The difference is simple, and not very subtle; the Templars ceased to exist, and the Hospitallers certainly exist right now, working for the sick. Originally the latter were of a military order, the Knights Hospitallers of St. John of Jerusalem. The name comes from the dedication to St. John the Baptist of their headquarters in Jerusalem.
These are not their only names: from 1310 they were the Knights of Rhodes, and from 1530 the Knights of Malta, but they were established themselves first in (or around) 1070 with Muslim permission, managing a hospital for sick pilgrims in Jerusalem. They only became a formal order of knights when the city fell to the first Crusaders in 1099.
They wore a black habit, with a white eight-pointed Maltese Cross. They elected a Master and under him were at first purely military, in an order which spread quickly across Europe. In questions of order and discipline they followed Augustinian rules (q.v.) and divided themselves into three classes or ranks: knights, chaplains and serving brothers.
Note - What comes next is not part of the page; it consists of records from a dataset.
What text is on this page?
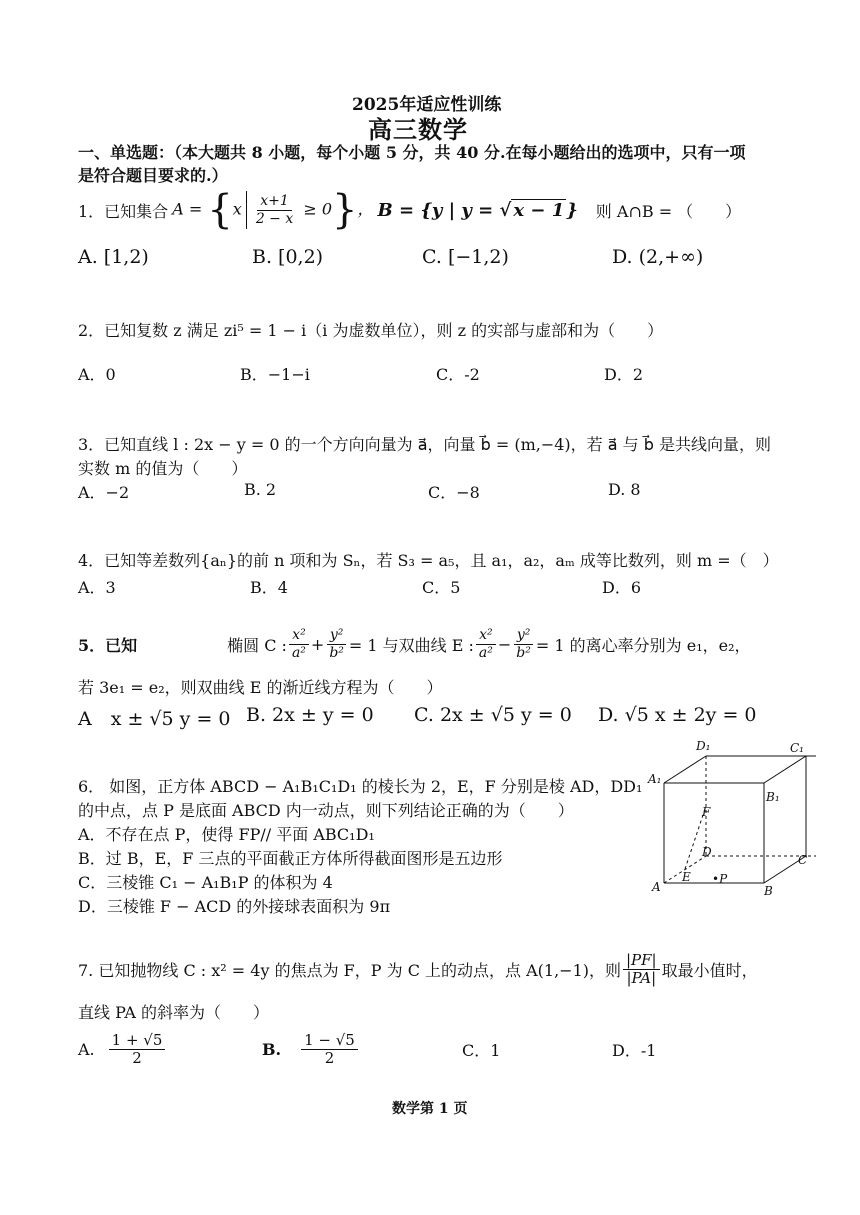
2025年适应性训练
高三数学
一、单选题：（本大题共 8 小题，每个小题 5 分，共 40 分.在每小题给出的选项中，只有一项
是符合题目要求的.）
1．已知集合 $A = \{x \frac{x+1}{2 - x} \ge 0\}$， B = {y | y = √ x − 1 } 则 A∩B = （　　）
A. [1,2)	B. [0,2)	C. [−1,2)	D. (2,+∞)
2．已知复数 z 满足 zi⁵ = 1 − i（i 为虚数单位），则 z 的实部与虚部和为（　　）
A．0	B．−1−i	C．-2	D．2
3．已知直线 l : 2x − y = 0 的一个方向向量为 a⃗，向量 b⃗ = (m,−4)，若 a⃗ 与 b⃗ 是共线向量，则
实数 m 的值为（　　）
A．−2	B. 2	C．−8	D. 8
4．已知等差数列{aₙ}的前 n 项和为 Sₙ，若 S₃ = a₅，且 a₁，a₂，aₘ 成等比数列，则 m =（　）
A．3	B．4	C．5	D．6
5．已知	椭圆 C : $\frac{\text{x²}}{\text{a²}} + \frac{\text{y²}}{\text{b²}} = 1$ 与双曲线 E : $\frac{\text{x²}}{\text{a²}} - \frac{\text{y²}}{\text{b²}} = 1$ 的离心率分别为 e₁，e₂，
若 3e₁ = e₂，则双曲线 E 的渐近线方程为（　　）
A　x ± √5 y = 0 B. 2x ± y = 0 C. 2x ± √5 y = 0 D. √5 x ± 2y = 0
6． 如图，正方体 ABCD − A₁B₁C₁D₁ 的棱长为 2，E，F 分别是棱 AD，DD₁
的中点，点 P 是底面 ABCD 内一动点，则下列结论正确的为（　　）
A．不存在点 P，使得 FP// 平面 ABC₁D₁
B．过 B，E，F 三点的平面截正方体所得截面图形是五边形
C．三棱锥 C₁ − A₁B₁P 的体积为 4
D．三棱锥 F − ACD 的外接球表面积为 9π
D₁	C₁
A₁
B₁
F
D
C
A
E •P
B
7. 已知抛物线 C : x² = 4y 的焦点为 F，P 为 C 上的动点，点 A(1,−1)，则 $\frac{|PF|}{|PA|}$ 取最小值时，
直线 PA 的斜率为（　　）
A. $\frac{1 + √5}{2}$	B. $\frac{1 - √5}{2}$	C．1	D．-1
数学第 1 页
Driven out of Jerusalem by Saladin himself they moved to Acre, from which they were expelled a century later, transferring to Cyprus. In 1310, however, they captured the island of Rhodes and remained there until 1522. Then Emperor Charles V made them a present of the island of Malta, which they had to defend by force against the Turks, but they could not deal in a similar fashion with Napoleon: by this time the Order had lost its influence and supporting voices.
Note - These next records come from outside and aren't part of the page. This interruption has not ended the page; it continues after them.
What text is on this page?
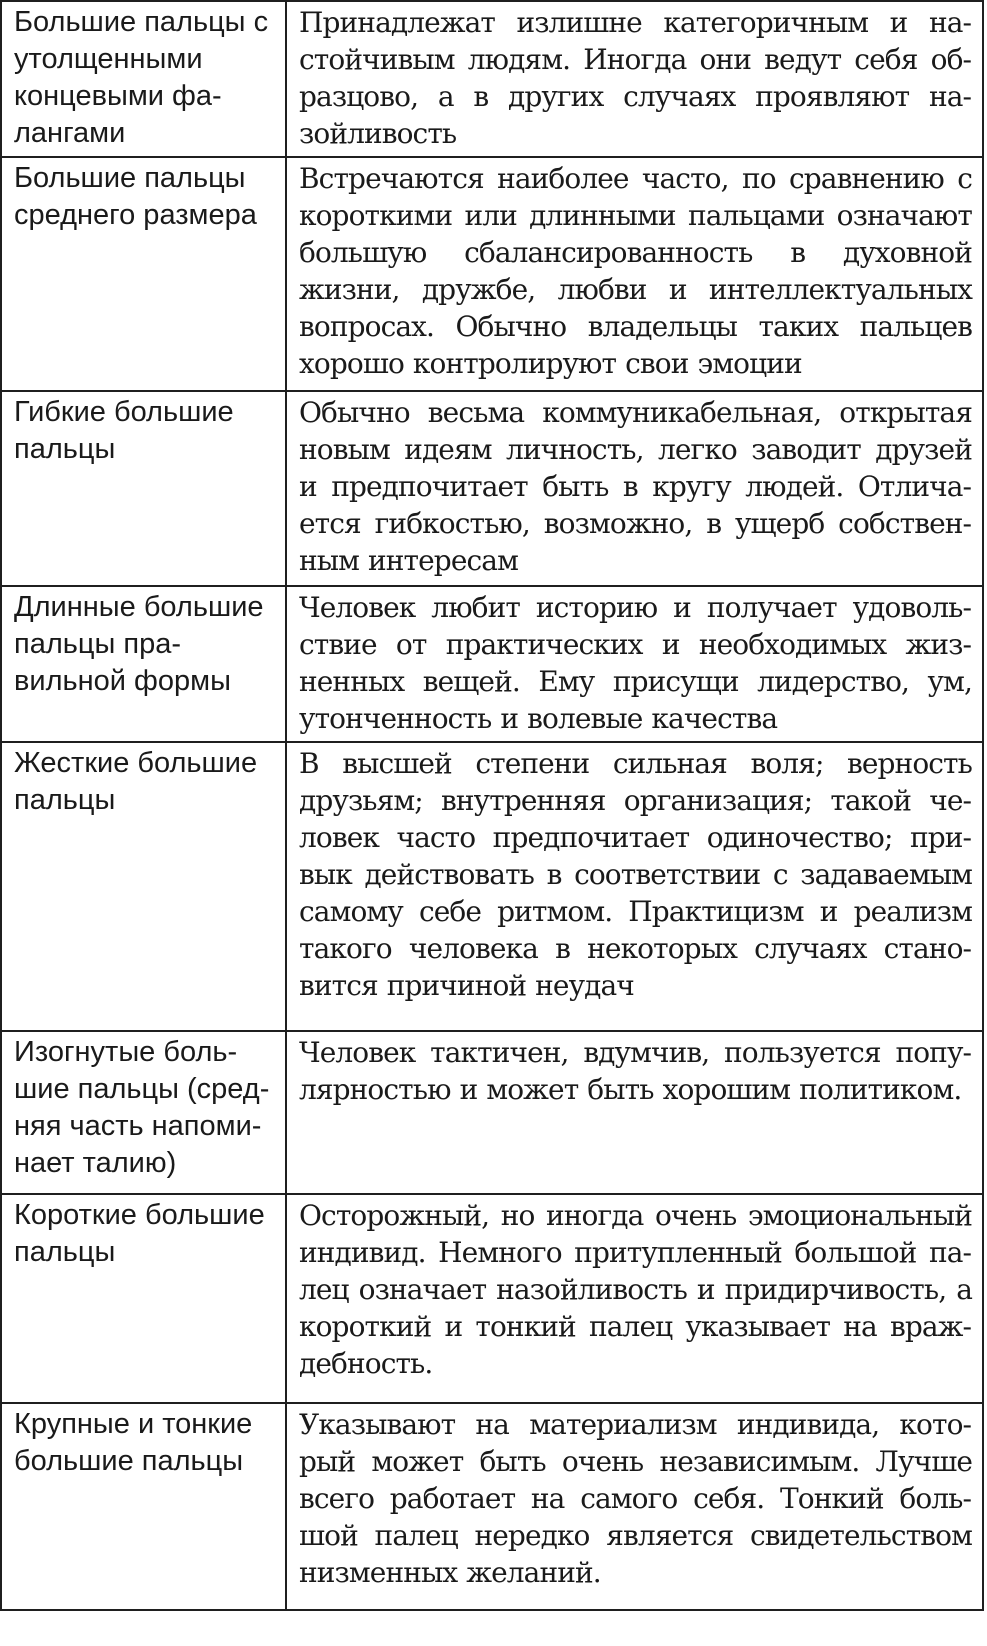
Большие пальцы с утолщенными концевыми фалангами	Принадлежат излишне категоричным и настойчивым людям. Иногда они ведут себя образцово, а в других случаях проявляют назойливость

Большие пальцы среднего размера	Встречаются наиболее часто, по сравнению с короткими или длинными пальцами означают большую сбалансированность в духовной жизни, дружбе, любви и интеллектуальных вопросах. Обычно владельцы таких пальцев хорошо контролируют свои эмоции

Гибкие большие пальцы	Обычно весьма коммуникабельная, открытая новым идеям личность, легко заводит друзей и предпочитает быть в кругу людей. Отличается гибкостью, возможно, в ущерб собственным интересам

Длинные большие пальцы правильной формы	Человек любит историю и получает удовольствие от практических и необходимых жизненных вещей. Ему присущи лидерство, ум, утонченность и волевые качества

Жесткие большие пальцы	В высшей степени сильная воля; верность друзьям; внутренняя организация; такой человек часто предпочитает одиночество; привык действовать в соответствии с задаваемым самому себе ритмом. Практицизм и реализм такого человека в некоторых случаях становится причиной неудач

Изогнутые большие пальцы (средняя часть напоминает талию)	Человек тактичен, вдумчив, пользуется популярностью и может быть хорошим политиком.

Короткие большие пальцы	Осторожный, но иногда очень эмоциональный индивид. Немного притупленный большой палец означает назойливость и придирчивость, а короткий и тонкий палец указывает на враждебность.

Крупные и тонкие большие пальцы	Указывают на материализм индивида, который может быть очень независимым. Лучше всего работает на самого себя. Тонкий большой палец нередко является свидетельством низменных желаний.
Some members moved to Russia where they made Paul I Grand Master of their Order. He died in 1801 and the order collapsed temporarily in confusion, only to be restored again in England in the 1830s. Only the English branch now remains, and the aim of the Order, in the persons of doctors, surgeons, nurses etc., is to care for the sick. They stopped their military function around the end of the eighteenth century.
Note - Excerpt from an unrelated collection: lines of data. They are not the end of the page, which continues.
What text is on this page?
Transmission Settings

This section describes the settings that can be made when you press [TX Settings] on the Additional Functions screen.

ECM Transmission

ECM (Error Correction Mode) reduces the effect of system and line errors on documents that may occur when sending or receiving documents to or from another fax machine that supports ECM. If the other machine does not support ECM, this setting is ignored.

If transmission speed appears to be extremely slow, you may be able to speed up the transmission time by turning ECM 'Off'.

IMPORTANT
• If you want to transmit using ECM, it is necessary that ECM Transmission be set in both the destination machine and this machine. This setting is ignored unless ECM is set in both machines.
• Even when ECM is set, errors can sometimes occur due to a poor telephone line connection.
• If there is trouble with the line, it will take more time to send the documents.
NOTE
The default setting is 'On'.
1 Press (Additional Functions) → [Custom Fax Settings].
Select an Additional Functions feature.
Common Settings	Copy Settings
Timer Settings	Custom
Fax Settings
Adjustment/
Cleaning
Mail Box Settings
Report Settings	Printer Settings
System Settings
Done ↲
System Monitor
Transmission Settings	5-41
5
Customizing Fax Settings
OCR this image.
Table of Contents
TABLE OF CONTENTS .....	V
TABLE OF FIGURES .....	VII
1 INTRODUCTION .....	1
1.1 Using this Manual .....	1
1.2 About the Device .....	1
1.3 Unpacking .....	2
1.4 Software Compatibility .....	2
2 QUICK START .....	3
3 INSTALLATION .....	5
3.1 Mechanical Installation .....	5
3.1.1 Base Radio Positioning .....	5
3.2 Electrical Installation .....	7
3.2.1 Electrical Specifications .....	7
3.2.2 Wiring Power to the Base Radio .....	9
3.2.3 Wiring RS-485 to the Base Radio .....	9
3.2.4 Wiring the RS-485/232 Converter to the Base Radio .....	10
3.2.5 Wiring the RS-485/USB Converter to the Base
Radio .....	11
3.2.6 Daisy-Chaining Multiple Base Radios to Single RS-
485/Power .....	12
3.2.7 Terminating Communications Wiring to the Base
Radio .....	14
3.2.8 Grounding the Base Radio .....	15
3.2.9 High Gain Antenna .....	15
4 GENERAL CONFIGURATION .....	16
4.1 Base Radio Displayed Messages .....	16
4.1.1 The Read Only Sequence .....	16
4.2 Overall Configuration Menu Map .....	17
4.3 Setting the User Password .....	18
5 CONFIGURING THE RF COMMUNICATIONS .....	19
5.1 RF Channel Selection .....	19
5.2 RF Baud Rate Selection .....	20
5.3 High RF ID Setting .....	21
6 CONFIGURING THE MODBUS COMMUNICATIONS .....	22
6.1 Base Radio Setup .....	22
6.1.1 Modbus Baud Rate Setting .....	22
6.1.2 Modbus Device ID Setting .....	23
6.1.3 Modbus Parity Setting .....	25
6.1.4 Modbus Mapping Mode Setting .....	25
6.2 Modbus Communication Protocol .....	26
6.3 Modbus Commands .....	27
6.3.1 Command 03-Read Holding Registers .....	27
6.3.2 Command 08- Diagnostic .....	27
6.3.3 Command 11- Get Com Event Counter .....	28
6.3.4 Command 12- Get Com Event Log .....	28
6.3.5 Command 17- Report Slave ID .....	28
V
The case of the Knights Templar is altogether different. The Order was founded around 1118 by Hugh de Payens or Payns, a knight from the region of Champagne in France. He called it The Poor Knights of Christ and the Temple of Solomon; he and seven companions promised to protect pilgrims travelling on the public roads in The Holy Land. In 1128 official approval was provided by the Treaty of Troyes on the understanding they they would follow Benedictine rules (q.v.) Here is the first notable difference: the Hospitallers were Augustinian, and Templars Benedictine.
The Templars rose rapidly in popularity, attracting many noble new members; the Order became very rich, acquiring much property throughout the Christian sphere. After the fall of Jerusalem in 1387 they moved to Acre with the Hospitallers – a grave mistake. Rivalry and mutual loathing developed between the two Orders, not without violent encounters. When the Hospitallers moved to Cyprus, so did the Templars, which was also a seriously bad career move. On this island they became bankers rather more than soldiers, and attracted half the nobility of Europe to invest with them. The Hospitallers complained that what was supposed to be a religious order was now simply making a fortune and had ceased to be Christian or even religious in tone.
Sadly, they attracted the attention and disapproval of a French king, Philip IV of France (q.v.), was decidedly hostile, for reasons that can only have been financial. Clever as ever,
Philip ‘the Fair’ persuaded Pope Clement to suppress the Order, enabling the wily Frenchman to grab their enormous wealth and property. One assumes that the Pope insisted on sharing it with ‘The Fair One’.
The Templars were assaulted in their castles, mostly killed, and their Grand Master was burnt at the stake for heresy. Historians of the epoch wrote of them as blasphemers, practitioners of Black Magic, sexually depraved (historians should know), cruel and unjust. Not surprisingly, given a very bad press, they failed to form up again and vanished from History, though the Ku Klux Klan in the US claimed to follow their example and creed. Such nonsense.